Con siete años cumplidos y la primera comunión hecha, se decía entonces que un niño ya tenía uso de razón. Hoy puede parecer una ñoñería, pero antes era cosa seria. Ese paso fronterizo desde lo irracional de niño pequeño a la vida de niño mayor tenía sus repercusiones prácticas: no se te consienten ya tantos caprichos ni rabietas; tienes deberes en la escuela; las desobediencias a los mayores y las cochinadas secretas son pecado. Venial, pero pecado a confesar con don Juan; los cuentos de tu abuela en la cama se cambian por jaculatorias y rezos cansinos y aburridos. Y lo peor de todo: los Reyes Magos son los padrinos. A mí, sin embargo, lo del uso de razón me llegó bastante más tarde. Hasta los diez años yo seguía creyendo que los niños éramos niños por siempre, que no crecíamos. Y luego, cuando ya acepté que sí, que íbamos a crecer y convertirnos en personas mayores, decidí que, de mayor, me casaría con mi hermana Josefa, y así, todo en familia. El tifus, decía mi madre. "Todas esas tonterías le vienen del tifus".
Hoy cumple 7 años mi nieto Lucas. Y, sin primera comunión ni nada, ya tiene más luces que yo a su edad. Claro, que sus abuelas no le rezan ni tiene que confesar pecados, ¡menuda suerte! Le he preparado dos bizcochos de los míos para la celebración de esta tarde con sus amigos. Mis bizcochos tienen la particularidad de que los huevos son de corral y que bato las claras por separado con una pizca de sal hasta el punto de nieve. Los amigos de Lucas son algunos del pueblo y los demás, de su colegio. Tienen todos sus nombres y apellidos, que si Martín Pelegrini, Javi Cortés, Martina Suárez, Guillermo Delgado, Juan Soria, Sofía Galán, Santi Vidaurreta, Alonso Artacho... Mis amigos de siete años también poseían sus nombres y apellidos, pero entonces nos nombraban a todos por los motes: Juan "Chaparrito", "Agundo", Manolo "Piita", "El Botón", José "Churrete", Francisco "El Chato"... Y, por supuesto, todo niños. Sin paridad. En esa pandilla de la calle Sol, yo era José María "Peos", no hay necesidad de más explicaciones.
A sus siete años, mi Lucas ha viajado por medio mundo. Heredero de la querencia de su madre y de su abuela Antonia por los viajes, hasta se les anticipa preguntando con toda seriedad de un hombrecito que para cuándo van a ir a Egipto, que tiene mucha curiosidad por las pirámides. Con siete años, yo había ido a Córdoba una vez, a visitar a mis tíos, y varias veces a Cabra para operarme de las anginas. La primera vez que salí de Andalucía fue a mis veintiséis años, a escoger plaza de MIR en Madrid.

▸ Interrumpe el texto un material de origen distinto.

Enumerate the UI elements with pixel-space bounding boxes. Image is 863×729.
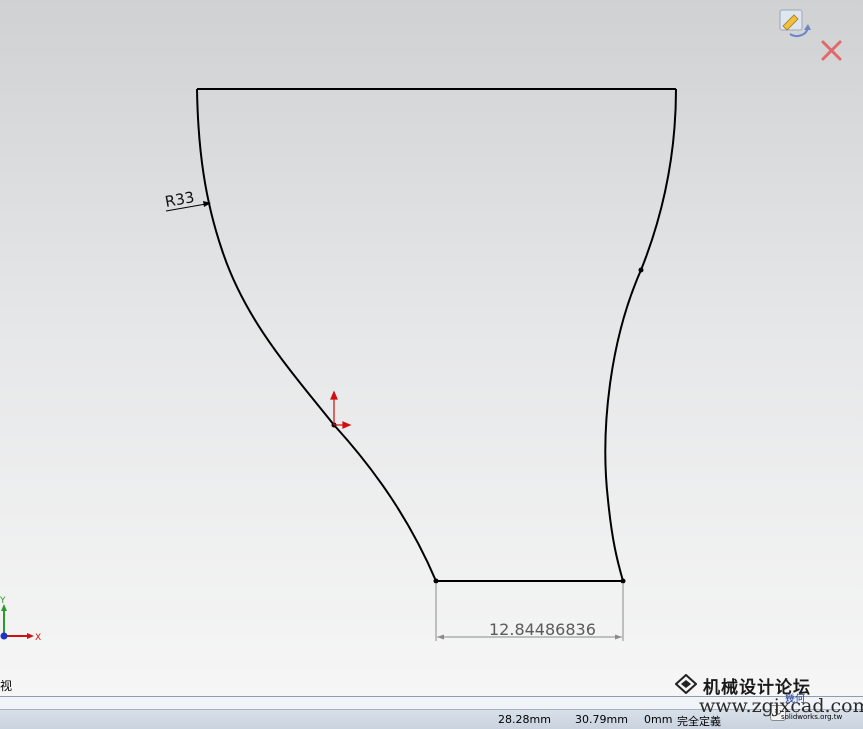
cursor-x-coordinate: 28.28mm <box>498 713 551 726</box>
triad-x-label: X <box>35 633 41 643</box>
linear-dimension-text[interactable]: 12.84486836 <box>489 620 596 639</box>
view-orientation-label: 视 <box>0 679 13 693</box>
right-spline[interactable] <box>604 88 677 582</box>
sketch-confirm-icon[interactable] <box>779 9 811 37</box>
site-watermark: 机械设计论坛 幾何 www.zgjxcad.com solidworks.org… <box>673 672 863 728</box>
cursor-z-coordinate: 0mm <box>644 713 673 726</box>
watermark-small-text: solidworks.org.tw <box>781 713 843 721</box>
close-icon[interactable] <box>821 40 842 61</box>
cursor-y-coordinate: 30.79mm <box>575 713 628 726</box>
radius-dimension[interactable]: R33 <box>164 188 211 212</box>
left-arc-lower[interactable] <box>333 424 437 582</box>
sketch-point[interactable] <box>638 267 644 273</box>
radius-dimension-text[interactable]: R33 <box>164 188 196 211</box>
sketch-origin <box>330 390 352 429</box>
sketch-point[interactable] <box>620 578 626 584</box>
graphics-viewport[interactable]: R33 12.84486836 Y X <box>0 0 863 728</box>
sketch-profile[interactable] <box>196 88 677 582</box>
left-arc-upper[interactable] <box>196 88 335 426</box>
watermark-logo-icon <box>675 674 697 694</box>
triad-y-label: Y <box>0 596 6 606</box>
coordinate-triad: Y X <box>0 596 41 643</box>
sketch-point[interactable] <box>433 578 439 584</box>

Al final, ¿Qué más da? ¿Qué es lo importante? Ser un niño feliz. En eso consiste todo. Mi infancia, pobre casi de solemnidad, fue tan estupenda para mí como lo es hoy la de Lucas para él. Sin cumples, sin regalos, sin viajes, sin inglés ni kárate. Ahora, que leer, leía yo mejor. Y jugar al fútbol, también. Y espadear. La felicidad de un niño se basa en tener para comer, sentirse querido, jugar con sus amigos y tener quien le cuente cuentos antes de dormirse. Y estoy convencido de que un niño feliz apunta a un adulto sin traumas mayores. Como nosotros, hijos todos de nuestro tiempo. A pesar del tifus.